La planque (22b Rue des Balayeurs): dans ce nouveau lieu hybride, on y mange des planquettes (planches) selon l’inspiration du jour, que l’on fait glisser avec une pinte de bière alsacienne, ou un verre de vin nature. Des animations rythment quotidiennement le lieu.
L’ours Mal Léché (62 Rte de Mittelhausbergen) : envie d’une petite mousse pour votre apéro de ce soir ? Passer la porte de l’ours Mal Léché, c’est pénétrer dans un champ de houblon alsacien, humer les arômes de malt et d’orge. Oubliez la Heineken ou la 1664, ici place à la bière, la vraie, l’artisanale en fût ou en bouteille. Dans cette cave bien achalandée, on ne compte pas moins de 400 références.
Au fil du vin libre (26 Quai des Bateliers): c‘est le passage incontournable pour les curieux et amateurs de vins naturels qui veulent retrouver les vins découverts au restaurant Au bistrot du quai. Chez ce caviste pas comme les autres, les vins sont vivants et natures. On y trouve 800 références d’ici et d’ailleurs.

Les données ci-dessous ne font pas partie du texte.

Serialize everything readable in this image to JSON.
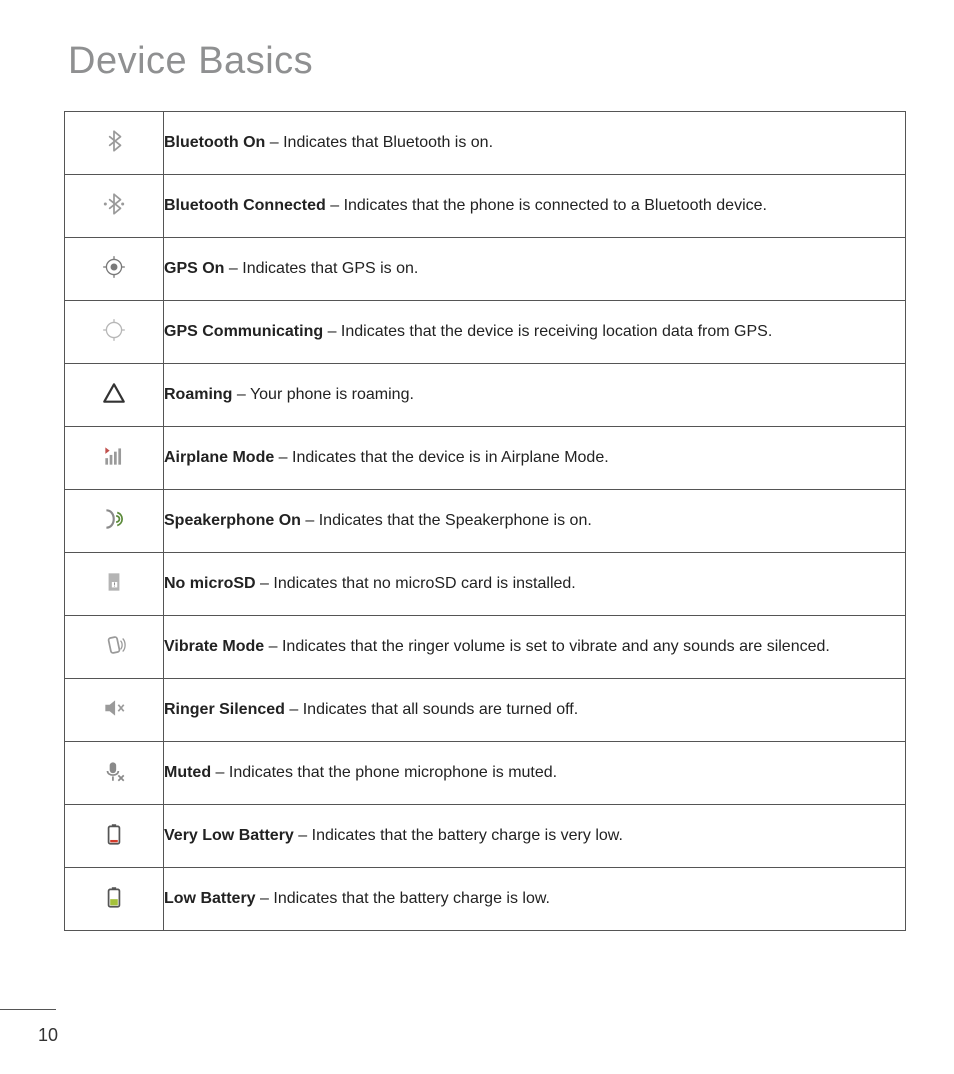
{
  "title": "Device Basics",
  "page_number": "10",
  "rows": [
    {
      "icon": "bluetooth-icon",
      "term": "Bluetooth On",
      "desc": "Indicates that Bluetooth is on."
    },
    {
      "icon": "bluetooth-connected-icon",
      "term": "Bluetooth Connected",
      "desc": "Indicates that the phone is connected to a Bluetooth device."
    },
    {
      "icon": "gps-on-icon",
      "term": "GPS On",
      "desc": "Indicates that GPS is on."
    },
    {
      "icon": "gps-communicating-icon",
      "term": "GPS Communicating",
      "desc": "Indicates that the device is receiving location data from GPS."
    },
    {
      "icon": "roaming-icon",
      "term": "Roaming",
      "desc": "Your phone is roaming."
    },
    {
      "icon": "airplane-mode-icon",
      "term": "Airplane Mode",
      "desc": "Indicates that the device is in Airplane Mode."
    },
    {
      "icon": "speakerphone-icon",
      "term": "Speakerphone On",
      "desc": "Indicates that the Speakerphone is on."
    },
    {
      "icon": "no-microsd-icon",
      "term": "No microSD",
      "desc": "Indicates that no microSD card is installed."
    },
    {
      "icon": "vibrate-mode-icon",
      "term": "Vibrate Mode",
      "desc": "Indicates that the ringer volume is set to vibrate and any sounds are silenced."
    },
    {
      "icon": "ringer-silenced-icon",
      "term": "Ringer Silenced",
      "desc": "Indicates that all sounds are turned off."
    },
    {
      "icon": "muted-icon",
      "term": "Muted",
      "desc": "Indicates that the phone microphone is muted."
    },
    {
      "icon": "very-low-battery-icon",
      "term": "Very Low Battery",
      "desc": "Indicates that the battery charge is very low."
    },
    {
      "icon": "low-battery-icon",
      "term": "Low Battery",
      "desc": "Indicates that the battery charge is low."
    }
  ]
}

Le Générateur (8 rue Sainte-Madeleine) : une boutique de créateurs, à la fois associative et collaborative qui met en lumière l’art et l’artisanat de la région Grand Est. Bijoux, lampes, céramiques, pins, tote-bags, objets insolites, broderie, créations textiles, illustrations…Les grandes marques côtoient des signatures plus confidentielles.
La tâche noire (1 Rue de Zurich) : spécialisée dans les polars, la librairie La Tache Noire compte pas moins de 4000 références de polars et de romans noirs (mais pas que) dans ses rayons. On vient aussi ici prendre un petit café ou s’installer avec un thé et un bon bouquin.
Blue Moon (24 rue des poules) : lieu incontournable pour les étudiants, les amoureux de la Krutenau mais aussi les amateurs de sport (en raison de son rétroprojecteur qui diffuse les événements sportifs), Blue Moon propose plusieurs bières pression ainsi qu’une sélection pointue de vins, de gin, de vodka et autres cocktails signature.